As water is in water or a palm tree in a winter fog, she vanished as a true person, hidden but still there, plain to see. No one knew her as anything but a boy without a master, for Ravens had flown away, and she had no true friend but Mr. Chard, who sought her out once again as April gave way to May and the new ships were judged ready for the sea. He approached her at evensong, took her arm and led her away from the others to a private spot beyond the thatched cabin that constituted Mr. Bucke’s church.
“I have a mind to stay,” he told her. “Why trust yourself to the mercy of these wondrous false crafted boats, these paper sailors? Think on Ravens, the best navigator among us, and he and the men and the boat at the bottom of the cold, dark sea.”
She shuddered at the picture in her mind, remembering the houricane and a world made of water. Why had she left The Moon and Seven Stars, her mother, and her four baby sisters?

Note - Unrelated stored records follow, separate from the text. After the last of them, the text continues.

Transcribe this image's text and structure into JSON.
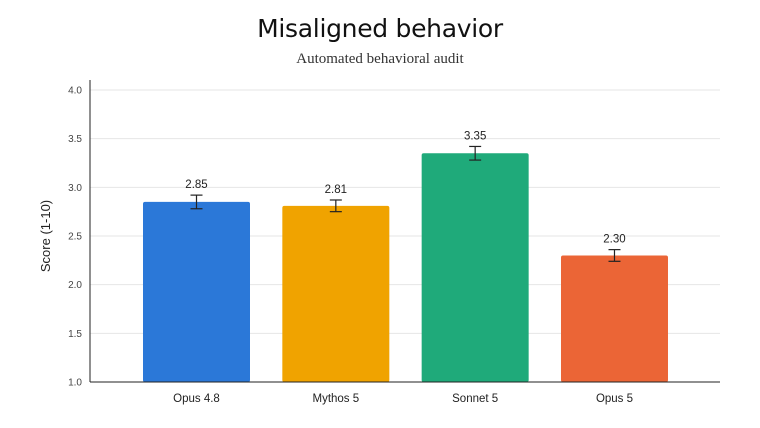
{
  "chart_data": {
    "type": "bar",
    "title": "Misaligned behavior",
    "subtitle": "Automated behavioral audit",
    "xlabel": "",
    "ylabel": "Score (1-10)",
    "ylim": [
      1.0,
      4.0
    ],
    "yticks": [
      "1.0",
      "1.5",
      "2.0",
      "2.5",
      "3.0",
      "3.5",
      "4.0"
    ],
    "categories": [
      "Opus 4.8",
      "Mythos 5",
      "Sonnet 5",
      "Opus 5"
    ],
    "values": [
      2.85,
      2.81,
      3.35,
      2.3
    ],
    "value_labels": [
      "2.85",
      "2.81",
      "3.35",
      "2.30"
    ],
    "error": [
      0.07,
      0.06,
      0.07,
      0.06
    ],
    "colors": [
      "#2b78d8",
      "#f0a300",
      "#1faa7a",
      "#eb6536"
    ],
    "grid": true,
    "legend": "none"
  }
}
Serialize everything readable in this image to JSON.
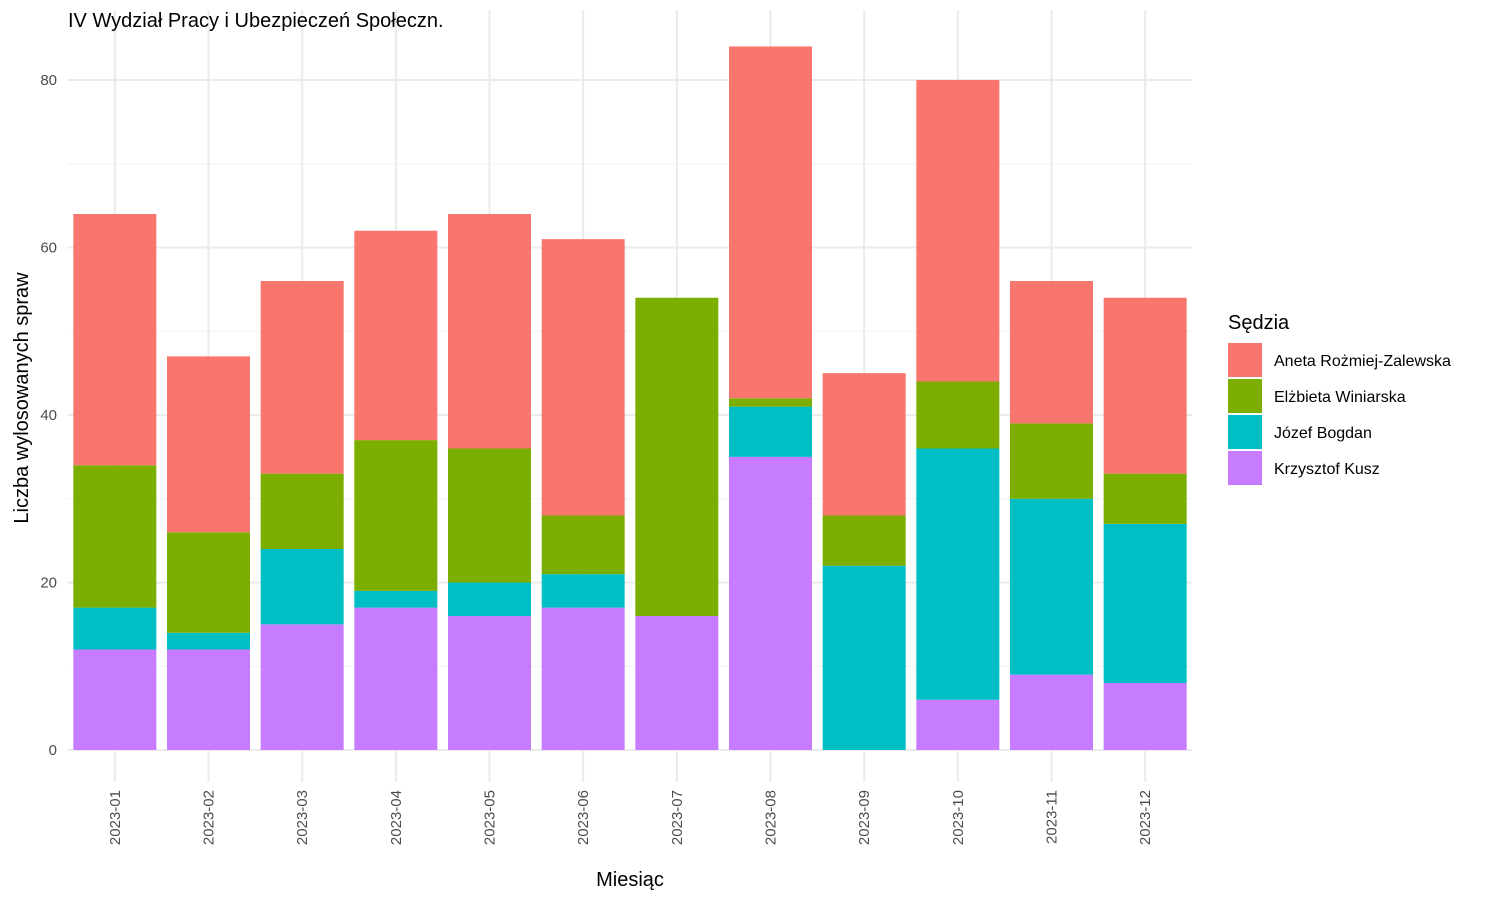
{
  "chart_data": {
    "type": "bar",
    "stacked": true,
    "title": "IV Wydział Pracy i Ubezpieczeń Społeczn.",
    "xlabel": "Miesiąc",
    "ylabel": "Liczba wylosowanych spraw",
    "ylim": [
      0,
      84
    ],
    "yticks": [
      0,
      20,
      40,
      60,
      80
    ],
    "grid": true,
    "legend": {
      "title": "Sędzia",
      "position": "right"
    },
    "categories": [
      "2023-01",
      "2023-02",
      "2023-03",
      "2023-04",
      "2023-05",
      "2023-06",
      "2023-07",
      "2023-08",
      "2023-09",
      "2023-10",
      "2023-11",
      "2023-12"
    ],
    "series": [
      {
        "name": "Aneta Rożmiej-Zalewska",
        "color": "#F8766D",
        "values": [
          30,
          21,
          23,
          25,
          28,
          33,
          0,
          42,
          17,
          36,
          17,
          21
        ]
      },
      {
        "name": "Elżbieta Winiarska",
        "color": "#7CAE00",
        "values": [
          17,
          12,
          9,
          18,
          16,
          7,
          38,
          1,
          6,
          8,
          9,
          6
        ]
      },
      {
        "name": "Józef Bogdan",
        "color": "#00BFC4",
        "values": [
          5,
          2,
          9,
          2,
          4,
          4,
          0,
          6,
          22,
          30,
          21,
          19
        ]
      },
      {
        "name": "Krzysztof Kusz",
        "color": "#C77CFF",
        "values": [
          12,
          12,
          15,
          17,
          16,
          17,
          16,
          35,
          0,
          6,
          9,
          8
        ]
      }
    ],
    "stack_order_bottom_to_top": [
      "Krzysztof Kusz",
      "Józef Bogdan",
      "Elżbieta Winiarska",
      "Aneta Rożmiej-Zalewska"
    ]
  }
}
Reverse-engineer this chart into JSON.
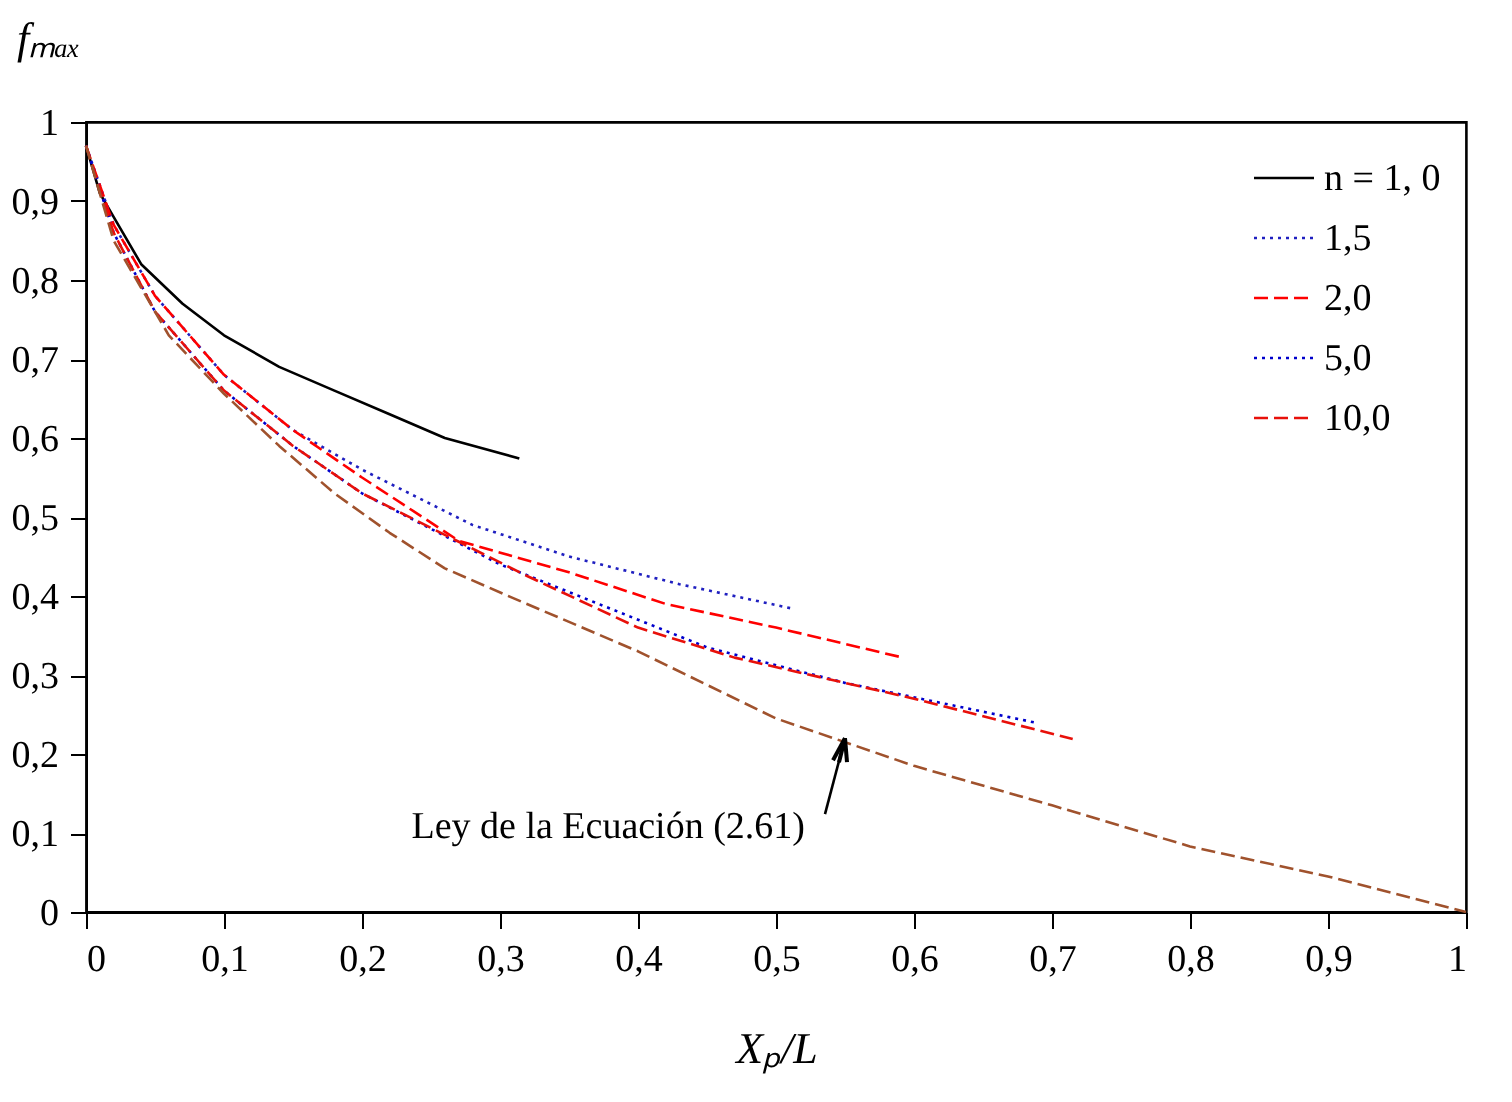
{
  "chart_data": {
    "type": "line",
    "xlabel": "Xₚ/L",
    "ylabel": "fₘₐₓ",
    "xlim": [
      0,
      1
    ],
    "ylim": [
      0,
      1
    ],
    "xticks": [
      0,
      {
        "value": 0.1,
        "label": "0,1"
      },
      {
        "value": 0.2,
        "label": "0,2"
      },
      {
        "value": 0.3,
        "label": "0,3"
      },
      {
        "value": 0.4,
        "label": "0,4"
      },
      {
        "value": 0.5,
        "label": "0,5"
      },
      {
        "value": 0.6,
        "label": "0,6"
      },
      {
        "value": 0.7,
        "label": "0,7"
      },
      {
        "value": 0.8,
        "label": "0,8"
      },
      {
        "value": 0.9,
        "label": "0,9"
      },
      1
    ],
    "yticks": [
      0,
      {
        "value": 0.1,
        "label": "0,1"
      },
      {
        "value": 0.2,
        "label": "0,2"
      },
      {
        "value": 0.3,
        "label": "0,3"
      },
      {
        "value": 0.4,
        "label": "0,4"
      },
      {
        "value": 0.5,
        "label": "0,5"
      },
      {
        "value": 0.6,
        "label": "0,6"
      },
      {
        "value": 0.7,
        "label": "0,7"
      },
      {
        "value": 0.8,
        "label": "0,8"
      },
      {
        "value": 0.9,
        "label": "0,9"
      },
      1
    ],
    "grid": false,
    "legend": "top right",
    "marker": "none",
    "series": [
      {
        "name": "n = 1, 0",
        "color": "#000000",
        "line_style": "solid",
        "x": [
          0,
          0.01,
          0.02,
          0.04,
          0.07,
          0.1,
          0.14,
          0.18,
          0.22,
          0.26,
          0.314
        ],
        "values": [
          0.97,
          0.91,
          0.88,
          0.82,
          0.77,
          0.73,
          0.69,
          0.66,
          0.63,
          0.6,
          0.574
        ]
      },
      {
        "name": "1,5",
        "color": "#2020c0",
        "line_style": "dotted",
        "x": [
          0,
          0.02,
          0.05,
          0.1,
          0.15,
          0.2,
          0.28,
          0.35,
          0.43,
          0.512
        ],
        "values": [
          0.97,
          0.87,
          0.78,
          0.68,
          0.61,
          0.56,
          0.49,
          0.45,
          0.415,
          0.384
        ]
      },
      {
        "name": "2,0",
        "color": "#ff0000",
        "line_style": "dashed",
        "x": [
          0,
          0.02,
          0.05,
          0.1,
          0.15,
          0.2,
          0.27,
          0.35,
          0.42,
          0.5,
          0.592
        ],
        "values": [
          0.97,
          0.87,
          0.78,
          0.68,
          0.61,
          0.55,
          0.47,
          0.43,
          0.39,
          0.36,
          0.322
        ]
      },
      {
        "name": "5,0",
        "color": "#0000cc",
        "line_style": "dotted",
        "x": [
          0,
          0.02,
          0.05,
          0.1,
          0.15,
          0.2,
          0.3,
          0.4,
          0.45,
          0.55,
          0.69
        ],
        "values": [
          0.97,
          0.86,
          0.76,
          0.66,
          0.59,
          0.53,
          0.44,
          0.37,
          0.335,
          0.29,
          0.239
        ]
      },
      {
        "name": "10,0",
        "color": "#e8100a",
        "line_style": "dashed",
        "x": [
          0,
          0.02,
          0.05,
          0.1,
          0.15,
          0.2,
          0.32,
          0.4,
          0.47,
          0.6,
          0.715
        ],
        "values": [
          0.97,
          0.86,
          0.76,
          0.66,
          0.59,
          0.53,
          0.425,
          0.36,
          0.322,
          0.27,
          0.219
        ]
      },
      {
        "color": "#a0522d",
        "line_style": "dashed",
        "x": [
          0,
          0.02,
          0.06,
          0.1,
          0.14,
          0.18,
          0.22,
          0.26,
          0.31,
          0.4,
          0.5,
          0.6,
          0.7,
          0.8,
          0.9,
          1
        ],
        "values": [
          0.97,
          0.85,
          0.73,
          0.656,
          0.59,
          0.53,
          0.48,
          0.435,
          0.397,
          0.33,
          0.245,
          0.185,
          0.135,
          0.083,
          0.045,
          0
        ]
      }
    ],
    "annotations": [
      {
        "text": "Ley de la Ecuación (2.61)",
        "x": 0.55,
        "y": 0.22
      }
    ]
  }
}
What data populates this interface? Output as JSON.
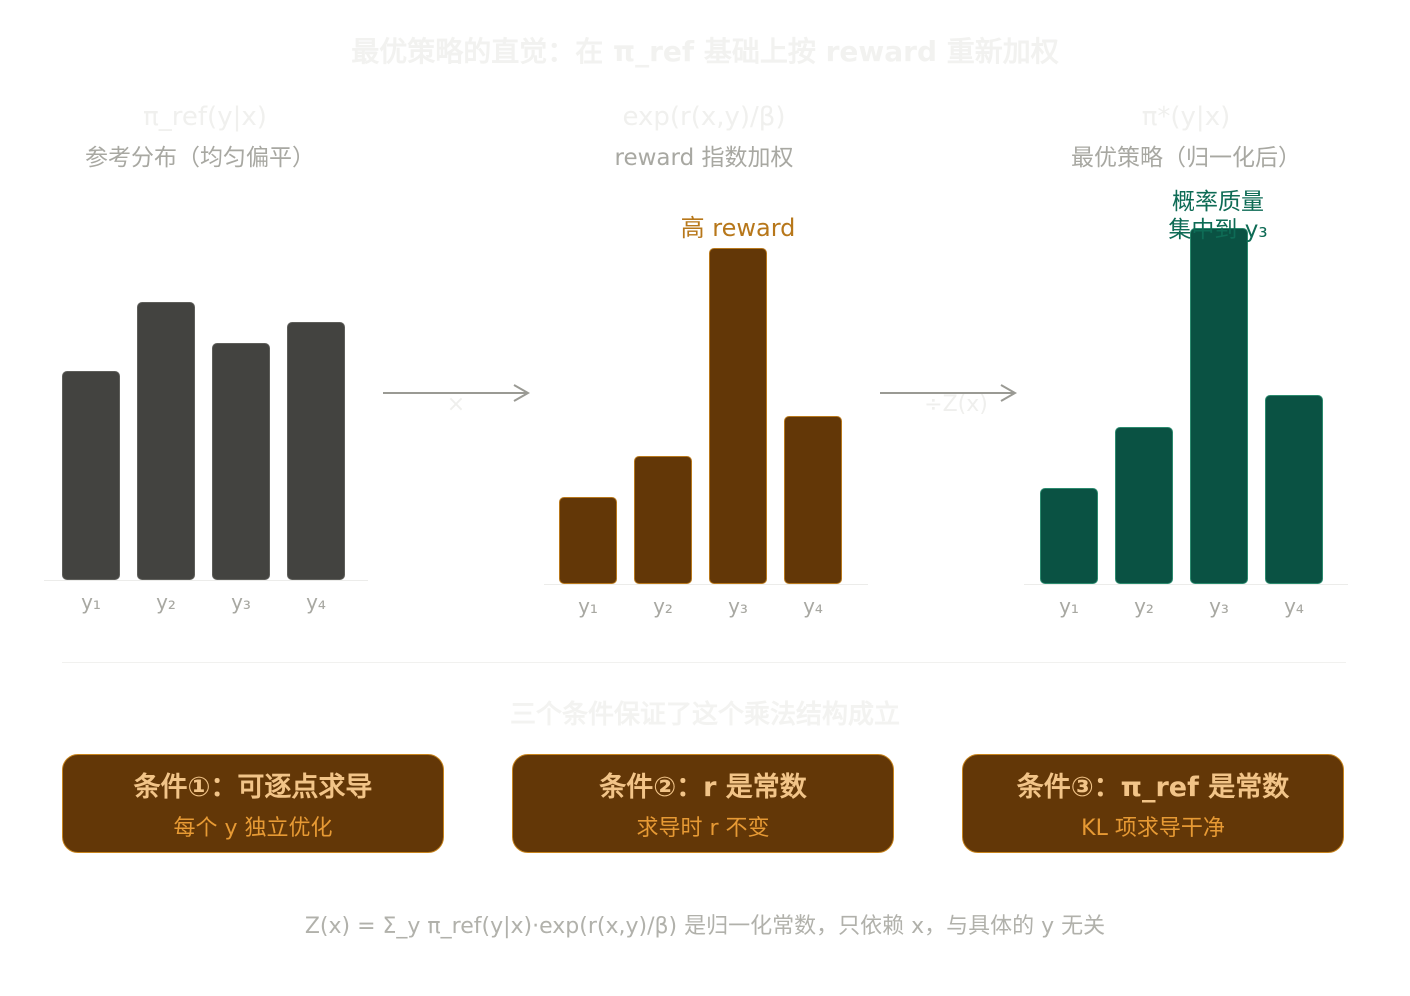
{
  "title": "最优策略的直觉：在 π_ref 基础上按 reward 重新加权",
  "panels": [
    {
      "formula": "π_ref(y|x)",
      "label": "参考分布（均匀偏平）",
      "categories": [
        "y₁",
        "y₂",
        "y₃",
        "y₄"
      ],
      "values": [
        0.6,
        0.8,
        0.68,
        0.74
      ],
      "color": "#434340"
    },
    {
      "formula": "exp(r(x,y)/β)",
      "label": "reward 指数加权",
      "categories": [
        "y₁",
        "y₂",
        "y₃",
        "y₄"
      ],
      "values": [
        0.26,
        0.38,
        1.0,
        0.5
      ],
      "color": "#633707",
      "annotation": "高 reward"
    },
    {
      "formula": "π*(y|x)",
      "label": "最优策略（归一化后）",
      "categories": [
        "y₁",
        "y₂",
        "y₃",
        "y₄"
      ],
      "values": [
        0.27,
        0.44,
        1.0,
        0.53
      ],
      "color": "#0a5243",
      "annotation_line1": "概率质量",
      "annotation_line2": "集中到 y₃"
    }
  ],
  "operators": [
    "×",
    "÷Z(x)"
  ],
  "subtitle": "三个条件保证了这个乘法结构成立",
  "conditions": [
    {
      "title": "条件①：可逐点求导",
      "sub": "每个 y 独立优化"
    },
    {
      "title": "条件②：r 是常数",
      "sub": "求导时 r 不变"
    },
    {
      "title": "条件③：π_ref 是常数",
      "sub": "KL 项求导干净"
    }
  ],
  "footnote": "Z(x) = Σ_y π_ref(y|x)·exp(r(x,y)/β)    是归一化常数，只依赖 x，与具体的 y 无关",
  "colors": {
    "accent_brown": "#633707",
    "accent_green": "#0a5243",
    "neutral_bar": "#434340",
    "annotation_orange": "#b7771a"
  }
}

“And what is in Virginia that can better what we have here? I have heard tell that savages haunt the woods near James’s Town, red men who go about naked and not a word of English. The people there live in fear of their very lives and suffer want of food and shelter. The winters worse than the highlands of the Scots, and the summers hotter than Hades. Why leave this Eden for that purgatory?” Chard threw his arm around John’s shoulders and drew the boy to him. “Stay with us, I entreat you, and spare the risk. If they live, they will surely send ships from England, much better beamed and planked. Mr. Carter will remain and Mr. Waters and myself.”